Aurelio non si sentì per nulla lusingato da quelle parole. Aveva sempre vissuto tenendo in scarsissimo conto l’opinione altrui, senza emulare nessuno e, di riflesso, senza il desiderio di essere emulato.
«La mia famiglia» riprese Commiano «aveva fatto parte della nobilitas, un tempo, ma non avendo espresso né un console né un senatore da più di settant’anni, era ormai irrimediabilmente decaduta. Il sogno di mio padre, e di mio nonno prima di lui, era riportarla agli antichi splendori: così accumularono abbastanza terre da garantirmi una rendita senatoriale e puntarono su di me tutte le loro speranze.»
Il patrizio annuì, ben sapendo come per legge il patrimonio necessario a entrare in Curia – un milione di sesterzi – dovesse provenire interamente dalle proprietà fondiarie, a discapito degli investimenti nella finanza e nel commercio, meno solidi ma tanto, tanto più redditizi.
«A me, però, non importava nulla del seggio in Curia» confessò Commiano. «Da senatore avrei dovuto stringere la cinghia, pago del mio orgoglio di padre coscritto. Accontentandomi di rimanere un privato cittadino, invece, mi sarebbero rimasti abbastanza fondi per godermi appieno l’esistenza: perché è questo che conta, vero?» chiese, interpretando il silenzio di Aurelio come una muta conferma.
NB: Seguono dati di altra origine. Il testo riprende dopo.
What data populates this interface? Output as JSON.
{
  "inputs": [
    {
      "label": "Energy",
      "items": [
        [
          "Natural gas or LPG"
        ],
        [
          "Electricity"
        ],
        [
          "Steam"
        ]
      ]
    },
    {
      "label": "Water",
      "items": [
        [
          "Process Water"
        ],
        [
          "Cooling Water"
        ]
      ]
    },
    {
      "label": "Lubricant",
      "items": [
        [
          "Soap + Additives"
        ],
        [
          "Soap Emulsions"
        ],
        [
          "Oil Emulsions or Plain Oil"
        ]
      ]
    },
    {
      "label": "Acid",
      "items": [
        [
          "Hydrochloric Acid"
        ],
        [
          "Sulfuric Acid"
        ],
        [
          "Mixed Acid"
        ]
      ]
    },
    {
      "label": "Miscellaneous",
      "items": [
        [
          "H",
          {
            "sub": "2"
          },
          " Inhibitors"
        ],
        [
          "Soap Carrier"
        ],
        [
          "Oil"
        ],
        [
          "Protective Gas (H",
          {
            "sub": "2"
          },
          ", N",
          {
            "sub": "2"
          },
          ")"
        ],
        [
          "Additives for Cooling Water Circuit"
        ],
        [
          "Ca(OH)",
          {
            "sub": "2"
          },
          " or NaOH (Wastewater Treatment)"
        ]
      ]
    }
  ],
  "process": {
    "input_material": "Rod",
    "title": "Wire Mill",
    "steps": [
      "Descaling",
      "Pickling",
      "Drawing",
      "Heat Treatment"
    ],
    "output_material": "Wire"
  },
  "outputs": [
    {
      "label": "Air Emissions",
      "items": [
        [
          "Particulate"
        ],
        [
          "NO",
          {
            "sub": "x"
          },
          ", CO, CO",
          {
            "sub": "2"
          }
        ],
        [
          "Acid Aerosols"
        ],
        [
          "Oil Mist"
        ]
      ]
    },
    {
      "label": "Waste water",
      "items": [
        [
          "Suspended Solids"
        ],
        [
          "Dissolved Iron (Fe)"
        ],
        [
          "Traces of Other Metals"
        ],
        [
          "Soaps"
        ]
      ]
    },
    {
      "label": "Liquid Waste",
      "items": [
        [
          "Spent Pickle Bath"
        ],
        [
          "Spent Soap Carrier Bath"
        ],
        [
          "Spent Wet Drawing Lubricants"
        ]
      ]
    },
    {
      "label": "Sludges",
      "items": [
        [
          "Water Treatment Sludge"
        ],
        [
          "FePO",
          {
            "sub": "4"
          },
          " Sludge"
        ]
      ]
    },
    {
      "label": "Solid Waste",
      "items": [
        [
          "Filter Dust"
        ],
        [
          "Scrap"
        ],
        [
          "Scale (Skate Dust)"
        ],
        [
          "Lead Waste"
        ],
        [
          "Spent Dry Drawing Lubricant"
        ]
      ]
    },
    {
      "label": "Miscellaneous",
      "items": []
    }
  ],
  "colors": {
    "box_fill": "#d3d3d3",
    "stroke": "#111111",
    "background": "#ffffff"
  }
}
«Così, quando tuo padre morì, vendesti il grosso dei terreni, rinunciando agli onori, ma anche agli oneri, della carriera politica» concluse il senatore.
«Non me ne sono mai pentito, nobile Stazio. Ci ho rimesso in dignitas, guadagnandoci in comodità, agi e lieto vivere: uno scambio proficuo!» rise l’altro, additando la casa, le suppellettili, i servi ossequiosi e le ancelle bellocce. «Ma ora assaggia l’uccellagione; proviene da una piccola voliera che mantengo sulla via Prenestina, subito fuori città: pensa che la sera dei Saturnalia non soltanto gli schiavi, ma anche i vicini si sono presentati per gustare le delizie della mia mensa!»
Aurelio sorrise, fingendo di non notare la lieve sfumatura di rimpianto con cui Commiano commentava la sua popolarità presso gli artigiani del quartiere: escluso per sua stessa scelta dalla classe dirigente, si compiaceva ora di regnare sui plebei del Celio, a cui doveva apparire come un signore di gran lustro...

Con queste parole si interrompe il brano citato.